SPORT1: Ihre Meinung zu Kaderplaner Ben Manga?

Schacht: Ben Manga hat seinen Job in Frankfurt und England hervorragend gemacht. Leider haben in der vergangenen Saison einige Transfers nicht funktioniert - aber klar ist auch: Nicht jeder Transfer kann ein Volltreffer sein. Die Crux ist: Wir haben kaum finanzielle Mittel, also muss er Spieler finden, die wenig kosten und viel leisten. Eine Sache, die ich beim Thema Transfers empfehlen würde: Ich finde, man sollte jedem potenziellen neuen Spieler zeigen, was Schalke bedeutet. Sie sollten sich ein Spiel im Stadion ansehen, über die Schalker Meile fahren und die Stadt kennenlernen. Vielleicht bin ich da etwas konservativ und königsblauäugig.

SPORT1: Wie war es damals bei Ihnen?

Schacht: Ich erinnere mich: Bevor ich verpflichtet wurde, saß ich im Stadion, als Schalke vor 70.000 Zuschauern 4:1 gegen Blau-Weiß 90 Berlin gewann. Danach sagte ich zu meiner Frau: „Für diesen Klub will ich spielen. Für diese Farben will ich alles geben.“ Diese Einstellung vermisse ich heute manchmal. Denn Schalke 04 ist einfach etwas Besonderes.

SPORT1: Warum? Nur wegen der Fans? Die haben andere Klubs auch.

Schacht: Nein, das allein ist es nicht. Selbst wenn wir schlecht spielen, ist die Bude voll. Ich besuche als Repräsentant viele Fanklubs - und da herrscht immer pure Euphorie. Die Fans lieben Schalke oft mehr als die Spieler. Es fehlt da heute an echter Identifikation mit dem Verein. Man kommt auch kaum noch an die Spieler ran. Deshalb haben Typen wie Rüdiger Abramczik, Klaus Fischer, Olaf Thon oder ich noch dieses Standing - wir sind für unsere Fans greifbar geblieben. Und wir haben die besten Fans der Welt.

„BVB ist gar nicht erwähnenswert“

SPORT1: Das wird der Rivale aus Dortmund nicht gerne hören.

Schacht: Hör mir auf, der BVB ist gar nicht erwähnenswert. Den MSV Duisburg erwähne ich gern. Wenn es dem Verein schlecht geht, kommen alle aus den Löchern. Es ist anders als bei uns - auf Schalke sind sie immer da. In guten wie in schlechten Zeiten. Egal, wo du hinkommst: Es gibt immer irgendwo einen Schalker. Auch auf Mallorca sehe ich Handtücher mit dem S04-Logo.

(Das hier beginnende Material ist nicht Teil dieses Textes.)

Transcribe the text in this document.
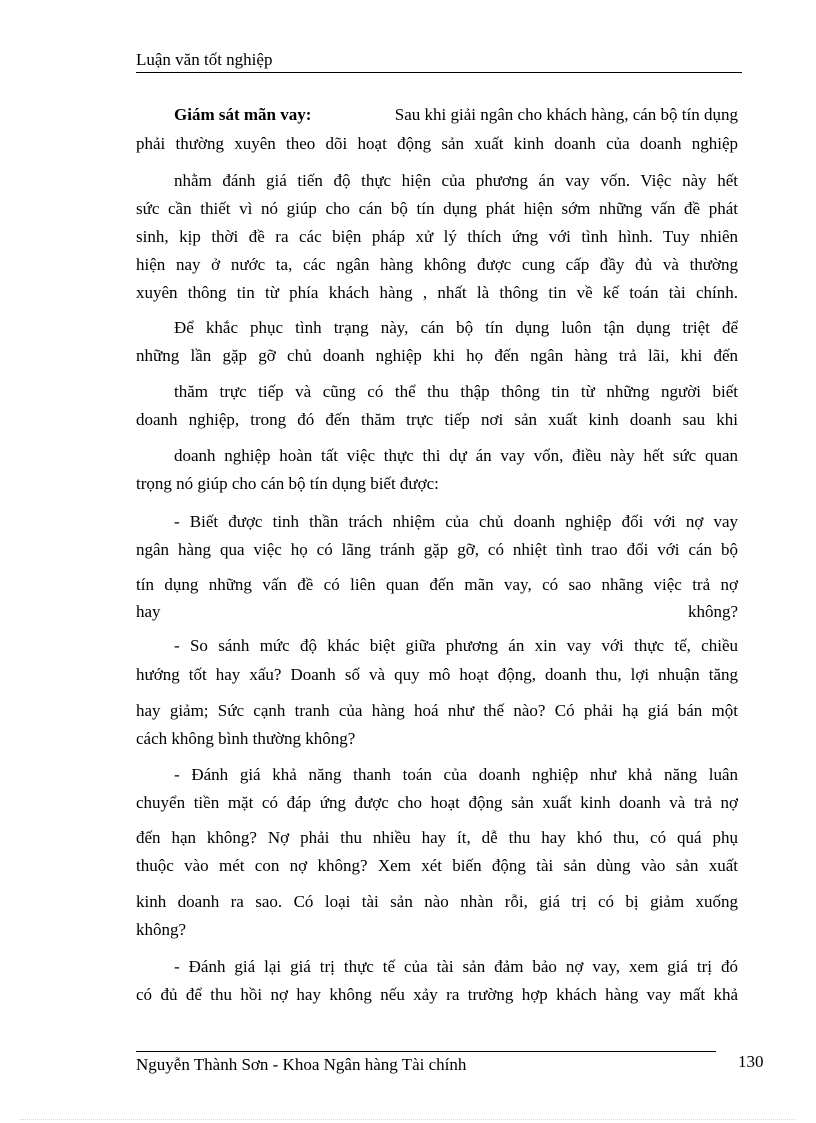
Luận văn tốt nghiệp
Giám sát mãn vay:	Sau khi giải ngân cho khách hàng, cán bộ tín dụng
phải thường xuyên theo dõi hoạt động sản xuất kinh doanh của doanh nghiệp
nhằm đánh giá tiến độ thực hiện của phương án vay vốn. Việc này hết
sức cần thiết vì nó giúp cho cán bộ tín dụng phát hiện sớm những vấn đề phát
sinh, kịp thời đề ra các biện pháp xử lý thích ứng với tình hình. Tuy nhiên
hiện nay ở nước ta, các ngân hàng không được cung cấp đầy đủ và thường
xuyên thông tin từ phía khách hàng , nhất là thông tin về kế toán tài chính.
Để khắc phục tình trạng này, cán bộ tín dụng luôn tận dụng triệt để
những lần gặp gỡ chủ doanh nghiệp khi họ đến ngân hàng trả lãi, khi đến
thăm trực tiếp và cũng có thể thu thập thông tin từ những người biết
doanh nghiệp, trong đó đến thăm trực tiếp nơi sản xuất kinh doanh sau khi
doanh nghiệp hoàn tất việc thực thi dự án vay vốn, điều này hết sức quan
trọng nó giúp cho cán bộ tín dụng biết được:
- Biết được tinh thần trách nhiệm của chủ doanh nghiệp đối với nợ vay
ngân hàng qua việc họ có lãng tránh gặp gỡ, có nhiệt tình trao đổi với cán bộ
tín dụng những vấn đề có liên quan đến mãn vay, có sao nhãng việc trả nợ
hay	không?
- So sánh mức độ khác biệt giữa phương án xin vay với thực tế, chiều
hướng tốt hay xấu? Doanh số và quy mô hoạt động, doanh thu, lợi nhuận tăng
hay giảm; Sức cạnh tranh của hàng hoá như thế nào? Có phải hạ giá bán một
cách không bình thường không?
- Đánh giá khả năng thanh toán của doanh nghiệp như khả năng luân
chuyển tiền mặt có đáp ứng được cho hoạt động sản xuất kinh doanh và trả nợ
đến hạn không? Nợ phải thu nhiều hay ít, dễ thu hay khó thu, có quá phụ
thuộc vào mét con nợ không? Xem xét biến động tài sản dùng vào sản xuất
kinh doanh ra sao. Có loại tài sản nào nhàn rỗi, giá trị có bị giảm xuống
không?
- Đánh giá lại giá trị thực tế của tài sản đảm bảo nợ vay, xem giá trị đó
có đủ để thu hồi nợ hay không nếu xảy ra trường hợp khách hàng vay mất khả
Nguyễn Thành Sơn - Khoa Ngân hàng Tài chính	130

Oder einer kommt dir mit einem Schalke-Trikot am Strand entgegen. Das beste Beispiel ist die Schalke-Kneipe auf Gran Canaria. Schalke ist und bleibt ein Mythos.

SPORT1: Gibt es eine besondere Schalke-Anekdote von Ihnen?

Schacht: Das war vor meinem letzten Spiel. Wir haben gegen Dortmund gespielt, und ich konnte mich morgens im Hotel nicht mehr bewegen. Es war schlimm. Ich sagte zu Trainer Ristic: „Trainer, ich kann nicht spielen.“ Er meinte nur in seinem bosnischen Slang: „Junge, bleib ruhig. Du gehst gleich zum Physiotherapeuten, dann zum Doktor wegen Spritze, dann machen wir Besprechung und fahren zum Stadion. Dann fährst du Rolltreppe runter (die Rolltreppe im alten Parkstadion, d. Red.), und 70.000 Menschen schreien ‚Didi‘ – danach spielst du ohne Schmerzen.“ Nach dem Spiel musste ich leider meine Karriere beenden. Aber es war ein unvergessliches Erlebnis, als Kapitän auf dem Platz zu stehen.

SPORT1: Sie sind danach Trainer geworden, allerdings nicht auf Schalke ...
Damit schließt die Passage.